I'm just over a year into this.
It was me that wanted the split but to the DCs, we said it was both of us that wanted it. That way they couldn't blame one of us.
Don't live together any longer than you have to. Our split was amicable but we had to live together for 6 months and it was awful. We had a couple of big rows, which wasn't like us, and I saw a different side to him.
Ex likes to play the martyr. DCs feel sorry for him as he has shown them he's upset and seems incapable of putting on a normal tone of voice and often sounds a bit sad and pathetic. DCs have absolutely picked up on this and I can see what it's doing to them. Both of you putting on a game face as much as possible is best. Children take on parent's problems and will worry endlessly. A friend of mine is also going through it and the guilt one of her DCs feels because of the guilt tripping shit her dad comes out with is awful.
Luckily ex and I sorted all the finances and we agreed so no arguments there. I stayed in the family home with the DCs so stability for them.
I also don't agree with 50/50. I think this is purely for dad's interests, not children's.
DCs see ex and I talk briefly sometimes when he picks them up or drops them off. He also came over at Christmas but that's not something I'm getting into a habit of doing.
There isn't any ill feelings between us which is good, just an air of awkwardness.
I've been surprised at how quickly they did adapt. It was worse when ex still lived here. DCs got more and more unsettled the longer it went on even though they were told from the beginning when it would happen. Once he left and I told them the new routine (I wrote a copy for each of them and they pinned it up in their rooms) they just accepted it and got used to it.
They still say they would like us to get back together occasionally but they know it won't happen.

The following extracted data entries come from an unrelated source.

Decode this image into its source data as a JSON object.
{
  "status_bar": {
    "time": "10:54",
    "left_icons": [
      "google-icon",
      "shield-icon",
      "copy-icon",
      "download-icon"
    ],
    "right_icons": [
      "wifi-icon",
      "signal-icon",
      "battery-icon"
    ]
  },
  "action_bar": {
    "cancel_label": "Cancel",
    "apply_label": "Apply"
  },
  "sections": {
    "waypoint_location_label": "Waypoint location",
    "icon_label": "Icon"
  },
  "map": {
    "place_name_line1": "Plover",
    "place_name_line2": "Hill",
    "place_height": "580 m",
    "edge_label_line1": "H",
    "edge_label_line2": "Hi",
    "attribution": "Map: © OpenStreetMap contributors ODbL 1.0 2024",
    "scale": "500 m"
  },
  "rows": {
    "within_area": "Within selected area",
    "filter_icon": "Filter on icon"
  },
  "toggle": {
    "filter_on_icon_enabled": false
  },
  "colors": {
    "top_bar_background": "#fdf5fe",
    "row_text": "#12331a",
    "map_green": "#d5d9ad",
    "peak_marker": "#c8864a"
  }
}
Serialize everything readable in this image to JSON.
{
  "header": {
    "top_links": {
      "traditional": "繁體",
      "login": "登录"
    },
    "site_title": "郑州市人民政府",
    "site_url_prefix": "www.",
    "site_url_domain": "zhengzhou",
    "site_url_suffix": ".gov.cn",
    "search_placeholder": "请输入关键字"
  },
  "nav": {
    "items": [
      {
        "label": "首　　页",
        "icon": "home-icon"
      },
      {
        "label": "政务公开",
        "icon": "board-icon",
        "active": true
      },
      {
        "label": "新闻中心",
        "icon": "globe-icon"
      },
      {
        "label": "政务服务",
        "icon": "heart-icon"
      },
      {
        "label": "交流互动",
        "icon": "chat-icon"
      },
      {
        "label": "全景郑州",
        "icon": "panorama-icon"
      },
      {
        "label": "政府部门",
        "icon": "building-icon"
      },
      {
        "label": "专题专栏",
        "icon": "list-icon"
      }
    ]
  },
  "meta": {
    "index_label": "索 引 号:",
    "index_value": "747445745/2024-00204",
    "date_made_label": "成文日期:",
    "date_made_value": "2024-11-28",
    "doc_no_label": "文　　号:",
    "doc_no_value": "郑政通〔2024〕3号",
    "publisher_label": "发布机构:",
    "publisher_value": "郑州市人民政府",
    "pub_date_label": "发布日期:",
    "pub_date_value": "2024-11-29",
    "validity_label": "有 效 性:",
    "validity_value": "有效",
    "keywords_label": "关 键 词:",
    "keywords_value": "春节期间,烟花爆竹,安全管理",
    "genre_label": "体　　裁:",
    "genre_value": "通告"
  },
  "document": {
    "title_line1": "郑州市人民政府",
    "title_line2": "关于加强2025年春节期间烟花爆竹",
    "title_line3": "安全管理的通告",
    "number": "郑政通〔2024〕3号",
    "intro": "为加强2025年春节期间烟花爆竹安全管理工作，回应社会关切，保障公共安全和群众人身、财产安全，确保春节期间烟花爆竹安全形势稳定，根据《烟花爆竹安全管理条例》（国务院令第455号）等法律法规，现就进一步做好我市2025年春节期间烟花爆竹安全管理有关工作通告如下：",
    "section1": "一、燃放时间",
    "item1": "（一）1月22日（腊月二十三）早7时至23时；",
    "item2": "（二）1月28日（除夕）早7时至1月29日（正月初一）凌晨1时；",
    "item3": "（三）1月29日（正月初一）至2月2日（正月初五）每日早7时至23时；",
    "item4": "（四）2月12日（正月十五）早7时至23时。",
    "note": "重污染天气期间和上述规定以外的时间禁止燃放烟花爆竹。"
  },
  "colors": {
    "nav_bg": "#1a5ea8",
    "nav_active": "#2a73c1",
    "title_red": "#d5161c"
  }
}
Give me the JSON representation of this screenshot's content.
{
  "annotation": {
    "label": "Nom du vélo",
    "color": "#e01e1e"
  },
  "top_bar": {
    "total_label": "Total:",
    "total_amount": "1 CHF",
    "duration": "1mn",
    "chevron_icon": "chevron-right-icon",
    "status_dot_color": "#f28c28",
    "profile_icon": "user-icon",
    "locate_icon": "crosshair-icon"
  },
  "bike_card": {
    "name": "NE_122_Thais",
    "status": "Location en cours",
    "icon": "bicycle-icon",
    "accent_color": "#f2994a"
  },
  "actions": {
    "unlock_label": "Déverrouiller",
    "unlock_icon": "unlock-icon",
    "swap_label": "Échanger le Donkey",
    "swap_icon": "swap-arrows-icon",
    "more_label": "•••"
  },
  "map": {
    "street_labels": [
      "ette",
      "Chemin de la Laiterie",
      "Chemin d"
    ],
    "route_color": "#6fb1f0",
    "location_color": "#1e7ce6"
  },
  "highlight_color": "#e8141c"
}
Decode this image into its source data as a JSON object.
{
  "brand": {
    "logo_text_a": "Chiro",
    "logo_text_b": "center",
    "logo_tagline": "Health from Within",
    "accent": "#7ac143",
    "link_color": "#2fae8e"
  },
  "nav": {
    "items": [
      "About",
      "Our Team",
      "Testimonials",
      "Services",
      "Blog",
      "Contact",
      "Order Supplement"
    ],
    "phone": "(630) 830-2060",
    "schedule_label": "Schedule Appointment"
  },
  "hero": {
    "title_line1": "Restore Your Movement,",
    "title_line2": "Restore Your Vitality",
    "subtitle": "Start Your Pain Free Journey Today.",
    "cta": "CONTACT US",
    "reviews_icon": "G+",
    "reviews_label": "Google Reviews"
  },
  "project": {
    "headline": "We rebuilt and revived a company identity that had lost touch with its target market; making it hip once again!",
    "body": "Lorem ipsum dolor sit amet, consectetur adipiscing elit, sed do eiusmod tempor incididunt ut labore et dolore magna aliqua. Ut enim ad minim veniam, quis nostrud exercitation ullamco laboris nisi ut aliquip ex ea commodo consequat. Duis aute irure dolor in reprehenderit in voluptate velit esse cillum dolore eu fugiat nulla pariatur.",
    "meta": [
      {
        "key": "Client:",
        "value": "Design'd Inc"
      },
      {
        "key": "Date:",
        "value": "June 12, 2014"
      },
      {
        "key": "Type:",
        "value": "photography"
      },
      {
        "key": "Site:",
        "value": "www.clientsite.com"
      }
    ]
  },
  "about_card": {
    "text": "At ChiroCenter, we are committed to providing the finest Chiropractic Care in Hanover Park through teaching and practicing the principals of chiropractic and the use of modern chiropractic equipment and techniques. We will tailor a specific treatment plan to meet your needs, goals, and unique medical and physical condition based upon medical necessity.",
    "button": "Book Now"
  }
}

They also know I'm a lot happier, less grumpy and far less shouty at home. Unfortunately I don't think I can say the same for ex and youngest is starting to struggle when she goes over and a few things she's said makes me think she isn't always happy there. All I can do is try and create a calm and stable environment at home and hope this will see them through. I do think it would have been easier if my eldest had been a bit younger. My youngest has adapted much more easily.